Scientific Oral Tales and Cheap Literature

One aspect of Vietnamese history which is problematic is the fact that there are sources which contain information about events which supposedly occurred many centuries earlier.
An example of this would be the story of Lạc Long Quân and Âu Cơ, a couple who supposedly lived in the first millennium B.C., or perhaps even earlier. However, the written information we have about this couple dates from the fifteenth century.
As far as we know, the story of Lạc Long Quân and Âu Cơ first appeared in the Lĩnh Nam chích quái liệt truyện. This work was compiled in 1489, but it may contain material which was written earlier. However, it is unlikely that any parts of this text were written over 2,000 years earlier! So where did the story of Lạc Long Quân and Âu Cơ come from?
Vietnamese scholars have a simple answer to that question – the story was passed down orally among “the people.”
Vietnamese academics endlessly talk about the importance of “scientific” (khoa học) scholarship, and there is nothing more unscientific than this answer. Trần Quốc Vượng once tried to give this unscientific view a scientific basis when he noted that “A law of psychology is that the things which should be forgotten are all forgotten, and that which is remembered in the legends of the people is a deep memory.”
[“Một quy luật của tâm lý học là cái gì cần quên thì đã quên rồi, cái gì truyền thuyết dân gian còn nhớ, thì đó là kỷ niệm sâu sắc.” Trần Quốc Vượng, “Về danh hiệu ‘Hùng Vương,’” in Hùng Vương dựng nước, vol. III (Hanoi: Khoa Học Xã Hội, 1973), 354.]
For the life of me, I cannot think of what “law of psychology” he was referring to. Then again, perhaps it is one of those “things which should be forgotten.”
To be fair, this is an issue which Western scholars really only came to realize in recent decades, and prior to that point they too believed that the absence of any evidence of earlier material to base a new story on was “proof” that the story had been passed on orally. Yes, there were some lone visionaries in the past, like Czech scholar Albert Wesselski, who tried to demonstrate in the early 1930s that certain German fairy tales were actually based on earlier written texts. That was bad timing though, and the Nazis made sure that this idea did not spread.
The big developments came with the creation of electronic library catalogs and then the development of the Internet. This technology enabled scholars to see that there was a ton of “pulp fiction” in European libraries, and this “cheap literature” shed light on how stories emerged and were disseminated.
What people who study the “oral tales” now realize, is that yes there may have been a peasant or two who created some story which an educated person then heard and wrote down. However, the overwhelming majority of “oral tales” were created by literate people and spread by the printed word.

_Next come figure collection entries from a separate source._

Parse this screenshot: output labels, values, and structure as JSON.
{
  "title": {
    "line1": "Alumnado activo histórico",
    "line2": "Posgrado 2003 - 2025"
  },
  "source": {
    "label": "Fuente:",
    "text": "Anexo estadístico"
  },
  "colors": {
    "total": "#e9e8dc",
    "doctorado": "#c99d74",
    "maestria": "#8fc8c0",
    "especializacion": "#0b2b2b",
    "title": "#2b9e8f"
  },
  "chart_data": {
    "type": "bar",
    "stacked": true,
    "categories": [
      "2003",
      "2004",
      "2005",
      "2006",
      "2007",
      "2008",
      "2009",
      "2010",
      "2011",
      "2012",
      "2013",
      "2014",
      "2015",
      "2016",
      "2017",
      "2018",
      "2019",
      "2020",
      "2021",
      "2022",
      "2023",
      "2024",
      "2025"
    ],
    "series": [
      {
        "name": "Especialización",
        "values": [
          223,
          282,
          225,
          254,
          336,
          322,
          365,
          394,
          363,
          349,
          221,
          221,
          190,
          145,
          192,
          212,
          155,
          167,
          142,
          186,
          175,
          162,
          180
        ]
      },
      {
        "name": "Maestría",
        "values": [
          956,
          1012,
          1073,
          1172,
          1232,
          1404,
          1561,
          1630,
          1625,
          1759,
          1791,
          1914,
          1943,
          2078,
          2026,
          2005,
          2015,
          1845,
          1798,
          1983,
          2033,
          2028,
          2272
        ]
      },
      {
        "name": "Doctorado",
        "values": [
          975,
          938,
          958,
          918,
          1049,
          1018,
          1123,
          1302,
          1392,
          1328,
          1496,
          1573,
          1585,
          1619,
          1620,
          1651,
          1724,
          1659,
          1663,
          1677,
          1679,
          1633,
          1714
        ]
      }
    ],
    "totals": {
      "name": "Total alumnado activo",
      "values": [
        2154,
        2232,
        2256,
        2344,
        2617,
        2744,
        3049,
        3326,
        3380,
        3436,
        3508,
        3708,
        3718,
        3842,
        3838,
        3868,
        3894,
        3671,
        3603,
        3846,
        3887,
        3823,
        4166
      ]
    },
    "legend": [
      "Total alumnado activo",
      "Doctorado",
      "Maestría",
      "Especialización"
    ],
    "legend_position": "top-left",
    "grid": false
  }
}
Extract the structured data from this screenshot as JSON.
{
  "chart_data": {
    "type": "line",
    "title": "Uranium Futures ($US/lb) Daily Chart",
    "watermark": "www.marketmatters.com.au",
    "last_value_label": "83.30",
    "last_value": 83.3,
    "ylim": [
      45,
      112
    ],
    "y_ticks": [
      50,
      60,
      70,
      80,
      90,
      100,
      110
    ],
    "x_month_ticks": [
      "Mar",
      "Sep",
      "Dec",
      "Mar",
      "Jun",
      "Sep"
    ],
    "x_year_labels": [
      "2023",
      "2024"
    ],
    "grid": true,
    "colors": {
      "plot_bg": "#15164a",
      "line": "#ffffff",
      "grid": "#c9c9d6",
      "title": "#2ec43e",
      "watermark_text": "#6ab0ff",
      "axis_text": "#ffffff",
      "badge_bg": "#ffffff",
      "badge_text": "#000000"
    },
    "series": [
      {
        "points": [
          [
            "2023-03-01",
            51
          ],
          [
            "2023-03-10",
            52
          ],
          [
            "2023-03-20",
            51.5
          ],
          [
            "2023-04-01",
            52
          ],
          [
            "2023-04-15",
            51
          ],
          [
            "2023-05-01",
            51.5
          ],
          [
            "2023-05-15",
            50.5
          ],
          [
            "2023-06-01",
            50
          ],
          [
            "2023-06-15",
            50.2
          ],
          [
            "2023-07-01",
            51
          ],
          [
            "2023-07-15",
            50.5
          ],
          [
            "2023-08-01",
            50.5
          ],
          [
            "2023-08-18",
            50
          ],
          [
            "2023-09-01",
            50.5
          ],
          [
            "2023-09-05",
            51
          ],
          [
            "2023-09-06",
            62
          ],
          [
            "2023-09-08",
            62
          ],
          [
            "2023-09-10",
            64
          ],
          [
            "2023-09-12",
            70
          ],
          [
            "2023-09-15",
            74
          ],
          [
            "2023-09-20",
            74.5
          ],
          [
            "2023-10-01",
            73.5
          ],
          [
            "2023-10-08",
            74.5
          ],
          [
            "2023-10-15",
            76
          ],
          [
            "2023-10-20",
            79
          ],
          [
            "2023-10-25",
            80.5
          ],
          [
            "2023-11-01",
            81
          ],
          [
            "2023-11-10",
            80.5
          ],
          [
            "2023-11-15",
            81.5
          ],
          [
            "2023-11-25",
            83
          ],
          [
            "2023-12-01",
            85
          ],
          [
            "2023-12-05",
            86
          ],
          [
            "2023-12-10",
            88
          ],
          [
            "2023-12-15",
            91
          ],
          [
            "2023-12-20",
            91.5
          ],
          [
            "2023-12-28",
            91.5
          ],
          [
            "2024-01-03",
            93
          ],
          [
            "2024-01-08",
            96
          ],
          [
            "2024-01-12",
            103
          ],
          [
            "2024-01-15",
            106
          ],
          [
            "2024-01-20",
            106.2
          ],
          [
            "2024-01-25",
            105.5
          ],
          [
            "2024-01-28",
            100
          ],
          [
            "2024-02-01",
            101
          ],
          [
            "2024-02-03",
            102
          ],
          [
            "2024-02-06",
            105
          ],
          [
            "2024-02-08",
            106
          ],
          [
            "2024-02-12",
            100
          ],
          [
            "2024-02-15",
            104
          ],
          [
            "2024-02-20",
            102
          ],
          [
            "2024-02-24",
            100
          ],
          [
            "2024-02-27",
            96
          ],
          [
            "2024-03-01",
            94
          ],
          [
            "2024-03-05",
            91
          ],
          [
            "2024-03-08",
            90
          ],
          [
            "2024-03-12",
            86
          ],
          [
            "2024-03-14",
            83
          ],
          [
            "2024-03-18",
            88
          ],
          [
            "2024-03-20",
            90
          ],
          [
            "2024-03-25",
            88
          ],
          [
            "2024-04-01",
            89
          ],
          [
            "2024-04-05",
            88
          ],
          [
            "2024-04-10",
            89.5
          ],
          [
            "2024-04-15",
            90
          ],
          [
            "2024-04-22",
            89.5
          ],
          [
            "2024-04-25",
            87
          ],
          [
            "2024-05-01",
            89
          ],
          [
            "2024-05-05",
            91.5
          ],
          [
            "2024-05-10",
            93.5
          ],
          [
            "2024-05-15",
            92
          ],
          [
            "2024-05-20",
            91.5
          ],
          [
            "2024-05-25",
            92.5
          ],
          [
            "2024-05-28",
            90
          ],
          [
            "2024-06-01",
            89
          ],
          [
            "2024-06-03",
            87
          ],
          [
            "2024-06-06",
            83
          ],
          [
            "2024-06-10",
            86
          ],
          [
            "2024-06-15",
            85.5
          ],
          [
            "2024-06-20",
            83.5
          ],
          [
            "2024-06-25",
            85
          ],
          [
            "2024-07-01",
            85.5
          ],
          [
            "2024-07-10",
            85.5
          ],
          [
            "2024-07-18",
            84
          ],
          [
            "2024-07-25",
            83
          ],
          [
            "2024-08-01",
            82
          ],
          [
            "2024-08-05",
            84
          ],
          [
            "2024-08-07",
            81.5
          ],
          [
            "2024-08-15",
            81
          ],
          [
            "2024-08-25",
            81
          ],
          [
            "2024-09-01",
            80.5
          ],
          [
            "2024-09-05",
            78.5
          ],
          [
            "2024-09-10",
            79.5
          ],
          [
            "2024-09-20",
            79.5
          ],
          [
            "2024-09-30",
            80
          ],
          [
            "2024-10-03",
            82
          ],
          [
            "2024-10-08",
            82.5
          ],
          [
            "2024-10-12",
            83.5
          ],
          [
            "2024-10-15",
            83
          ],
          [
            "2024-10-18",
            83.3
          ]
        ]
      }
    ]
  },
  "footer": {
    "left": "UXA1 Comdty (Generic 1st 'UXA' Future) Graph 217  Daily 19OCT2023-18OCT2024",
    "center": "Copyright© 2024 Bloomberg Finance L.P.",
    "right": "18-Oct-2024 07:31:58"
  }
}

What the discovery of all that “cheap literature” in European libraries revealed, is that there was much more printing in the past than people previously realized, and that much of that printing was of cheap quality, such as a small pamphlet of a few pages with a story or two in it.
In other words, rather than starting with the “folk,” the stories were created by literate people and spread by printing, and only at some point rather late in the process did they at times get passed on orally to illiterate peasants.
Printing in Vietnam in the past was extremely limited. However, there is no reason to believe that handwritten manuscripts did not circulate and get copied. In fact, in a certain archive in Vietnam today the staff is in the process at this very moment of going through some of the “cheap” materials which they collected decades ago and which have sat unread and un-cataloged because, as one person told me, they “don’t have much value” (không có giá trị lắm).
That’s what librarians in Europe probably thought about the decaying pamphlets in their collections. Now those “cheap writings” have put the lie to the “scientific” explanation of “oral tales.” That’s pretty valuable.